Solo in caso di possesso di tutti i requisiti di cui sopra (oltre ovviamente ai criteri per la definizione della prevalenza di cui all'art. 2513 c.c.) è possibile procedere all'iscrizione della società cooperativa in un'apposita sezione del Registro delle società cooperative, conditio sine qua non per godere dei benefici fiscali sia in tema di imposte diretta che di IVA, oltre alle agevolazioni previdenziali.

In tale contesto, il mancato stralcio della norma in discussione estenderebbe, automaticamente, il carattere della "mutualità" a tutte le società costituite sotto forma di società di capitali.

Tali società sarebbero equiparate per il solo fatto di essere partecipate da Consorzi che dispongano della maggioranza dei voti esercitabili nell'assemblea ordinaria.

Ciò si verificherebbe anche in assenza dei requisiti essenziali sopra esposti, con conseguente estensione, alle suddette società di capitali, dei benefici fiscali e previdenziali previsti invece, come sopra illustrato, esclusivamente per i soggetti giuridici che non perseguono fini di lucro.

Profilo costituzionale 

Non meno importanti delle precedenti osservazioni critiche sulla estraneità di merito e inaccettabilità di contenuto, sono gli evidenti rilievi sulla legittimità costituzionale della disposizione.

L'art. 45 della Costituzione, nel prevedere che "la Repubblica riconosce la funzione sociale della cooperazione a carattere di mutualità e senza fini di speculazione privata", dispone espressamente l'esclusione del carattere della "mutualità" per le società costituite sotto forma di società di capitali o equiparate che perseguono scopro di lucro di cui all'art. 2247 c.c.

Impatto della norma sul gettito erariale

Non può sottacersi, in ogni caso, il potenziale effetto della norma proposta sul gettito fiscale.

L'eventuale riconoscimento del carattere della "mutualità" alle società costituite sotto forma di ‘società di capitali' - partecipate da Consorzi agrari -, potrebbe comportare l'estensione alle predette società di benefici fiscali che graverebbero sulle entrate in termini di minor gettito con la conseguenza del rischio della predisposizione di ulteriori misure di compensazione delle minori entrate a carico dei contribuenti.  

 

Conclusioni

Quanto sopra esposto mette in evidenza l'ennesimo tentativo di trarre un illecito profitto dalla equiparazione delle società di capitali a società mutualistiche al fine dell'esclusivo scopo di godere di una disciplina speciale e di vantaggio, laddove le stesse società di capitali erano state costituite con finalità, scopo sociale ed in condizioni diverse da quelle che oggi si pretendono di conseguire.

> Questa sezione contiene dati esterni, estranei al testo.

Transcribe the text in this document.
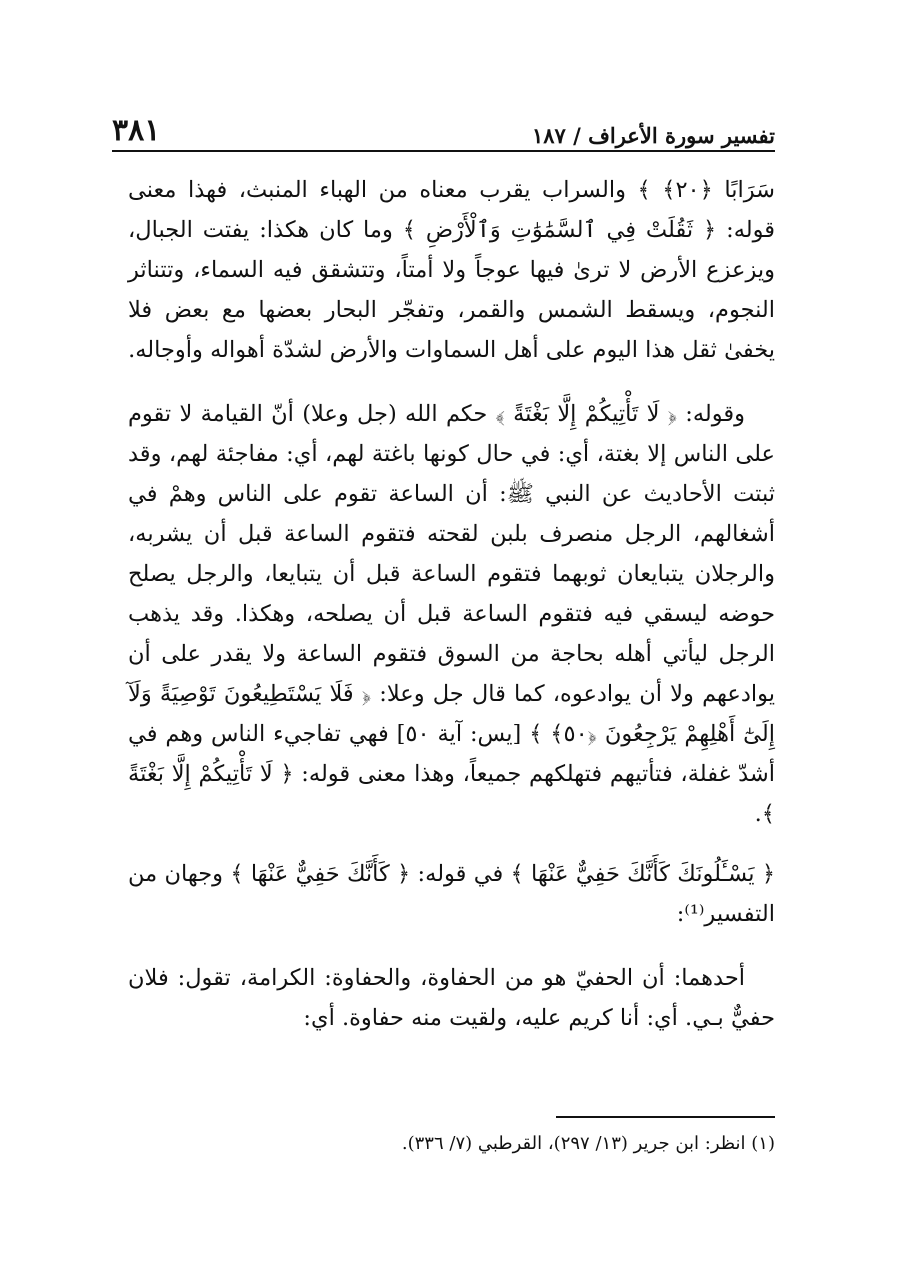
تفسير سورة الأعراف / ١٨٧
٣٨١

سَرَابًا ﴿٢٠﴾ ﴾ والسراب يقرب معناه من الهباء المنبث، فهذا معنى قوله: ﴿ ثَقُلَتْ فِي ٱلسَّمَٰوَٰتِ وَٱلْأَرْضِ ﴾ وما كان هكذا: يفتت الجبال، ويزعزع الأرض لا ترىٰ فيها عوجاً ولا أمتاً، وتتشقق فيه السماء، وتتناثر النجوم، ويسقط الشمس والقمر، وتفجّر البحار بعضها مع بعض فلا يخفىٰ ثقل هذا اليوم على أهل السماوات والأرض لشدّة أهواله وأوجاله.

وقوله: ﴿ لَا تَأْتِيكُمْ إِلَّا بَغْتَةً ﴾ حكم الله (جل وعلا) أنّ القيامة لا تقوم على الناس إلا بغتة، أي: في حال كونها باغتة لهم، أي: مفاجئة لهم، وقد ثبتت الأحاديث عن النبي ﷺ: أن الساعة تقوم على الناس وهمْ في أشغالهم، الرجل منصرف بلبن لقحته فتقوم الساعة قبل أن يشربه، والرجلان يتبايعان ثوبهما فتقوم الساعة قبل أن يتبايعا، والرجل يصلح حوضه ليسقي فيه فتقوم الساعة قبل أن يصلحه، وهكذا. وقد يذهب الرجل ليأتي أهله بحاجة من السوق فتقوم الساعة ولا يقدر على أن يوادعهم ولا أن يوادعوه، كما قال جل وعلا: ﴿ فَلَا يَسْتَطِيعُونَ تَوْصِيَةً وَلَآ إِلَىٰٓ أَهْلِهِمْ يَرْجِعُونَ ﴿٥٠﴾ ﴾ [يس: آية ٥٠] فهي تفاجيء الناس وهم في أشدّ غفلة، فتأتيهم فتهلكهم جميعاً، وهذا معنى قوله: ﴿ لَا تَأْتِيكُمْ إِلَّا بَغْتَةً ﴾.

﴿ يَسْـَٔلُونَكَ كَأَنَّكَ حَفِيٌّ عَنْهَا ﴾ في قوله: ﴿ كَأَنَّكَ حَفِيٌّ عَنْهَا ﴾ وجهان من التفسير⁽¹⁾:

أحدهما: أن الحفيّ هو من الحفاوة، والحفاوة: الكرامة، تقول: فلان حفيٌّ بـي. أي: أنا كريم عليه، ولقيت منه حفاوة. أي:

(١) انظر: ابن جرير (١٣/ ٢٩٧)، القرطبي (٧/ ٣٣٦).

La circostanza costituisce una condizione indebita di fruizione di benefici, ben oltre i limiti consentiti dalla legislazione fin qui operante, configurandosi un situazione che nulla ha a che vedere con la promozione e diffusione delle cooperative a scopo mutualistico e che permane obiettivo non discusso degli intendimenti costituzionali e della costante azione dei governi della Repubblica nonché della storia economica del Paese.

Per queste ragioni, si chiede espressamente la soppressione del comma 3 dell'articolo 2, dal provvedimento.

Un atto di responsabilità per evitare che l'interesse individuale di soggetti non autorizzati prevalga su quello collettivo e per sventare manovre che nulla hanno a che vedere con le funzioni sociali a carattere di mutualità sancite dai padri costituenti.